U.S Circuit Judge Steven M. Colloton, a George W. Bush appointee, questioned Douthit as to where that additional money would come from.

“It would be a responsibility of the state of Missouri, your honor,” Douthit said. “The plaintiffs should be made whole.”

The attorney told the panel it was clear from the beginning that the sales tax money would be used to fund desegregation remediation within the city’s public schools.

“Doesn’t that actually weaken your argue to some extent, because opposing counsel mentioned in the record...that the charter schools were intended as part of the remedy,” U.S. Circuit Judge David R. Strauss, a Donald Trump appointee, responded. “They were not segregated and so they were being used to help desegregate the St. Louis schools. So, wouldn’t it then makes sense that some of the money go to the charter schools, if in fact, they're aimed towards desegregation?”

Douthit said those funds were intended solely for the SLPS.

“Certainly, St. Louis is an anomaly,” Douthit said. “There are shared borders between charter schools and St. Louis Public. But I would state to this court that shared borders alone cannot create liability for a constitutional violation. And where there is no accusation of a violation, where there is no adjudication of a violation, no federal court remedy would be appropriate.”

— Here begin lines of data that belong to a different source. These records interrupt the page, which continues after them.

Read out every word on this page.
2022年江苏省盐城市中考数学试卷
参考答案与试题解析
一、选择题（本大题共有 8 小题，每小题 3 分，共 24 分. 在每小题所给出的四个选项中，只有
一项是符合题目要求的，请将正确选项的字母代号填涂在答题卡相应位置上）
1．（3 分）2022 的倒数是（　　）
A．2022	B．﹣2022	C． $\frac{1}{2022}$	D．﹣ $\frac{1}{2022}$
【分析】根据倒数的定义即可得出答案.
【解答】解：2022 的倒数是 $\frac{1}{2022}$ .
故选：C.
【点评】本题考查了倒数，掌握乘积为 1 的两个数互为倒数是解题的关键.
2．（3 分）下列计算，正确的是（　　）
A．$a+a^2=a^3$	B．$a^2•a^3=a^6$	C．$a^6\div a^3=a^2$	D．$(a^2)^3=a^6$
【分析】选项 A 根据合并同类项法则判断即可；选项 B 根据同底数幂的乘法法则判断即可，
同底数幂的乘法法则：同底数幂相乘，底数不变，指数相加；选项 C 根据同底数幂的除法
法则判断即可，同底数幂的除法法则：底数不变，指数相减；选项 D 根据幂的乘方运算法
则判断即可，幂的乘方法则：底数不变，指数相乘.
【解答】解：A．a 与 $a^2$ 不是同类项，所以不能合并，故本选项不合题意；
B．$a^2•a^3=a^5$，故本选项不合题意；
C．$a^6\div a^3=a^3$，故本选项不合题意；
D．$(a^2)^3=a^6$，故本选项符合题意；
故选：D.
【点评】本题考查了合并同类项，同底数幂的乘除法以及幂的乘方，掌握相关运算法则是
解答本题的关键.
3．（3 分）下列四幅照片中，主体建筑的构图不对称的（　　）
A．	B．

Sauer countered that the sales tax was part of a global settlement and funding the charter schools was part of the deal.

Attorney Jeremy Root, of Stinson LLP, argued on behalf of the intervening charter schools.

“Those children would be firmly harmed by the relief that is being sought here,” Root told the panel. “That makes it inconsistent with the settlement agreement and absent some unambiguous provision in the settlement agreement that would entitle them to that relief.”

U.S Circuit Judge Roger L. Wollman, a Ronald Reagan appointee, rounded out the panel, which took the arguments under advisement.

The case started in 1972, when Minnie Liddell filed a lawsuit against the SLPS claiming her children’s constitutional right to a free education without regard to race was being violated by segregation mandated by Missouri law.

Until 1976, the Missouri Constitutional required separate education for Black children, according to the school district's pre-hearing brief, and when the court took up the merits of Liddell’s case in 1980 it found that St. Louis elementary and secondary schools were still segregated.

The settlement in 1996 came after years of legal wrangling.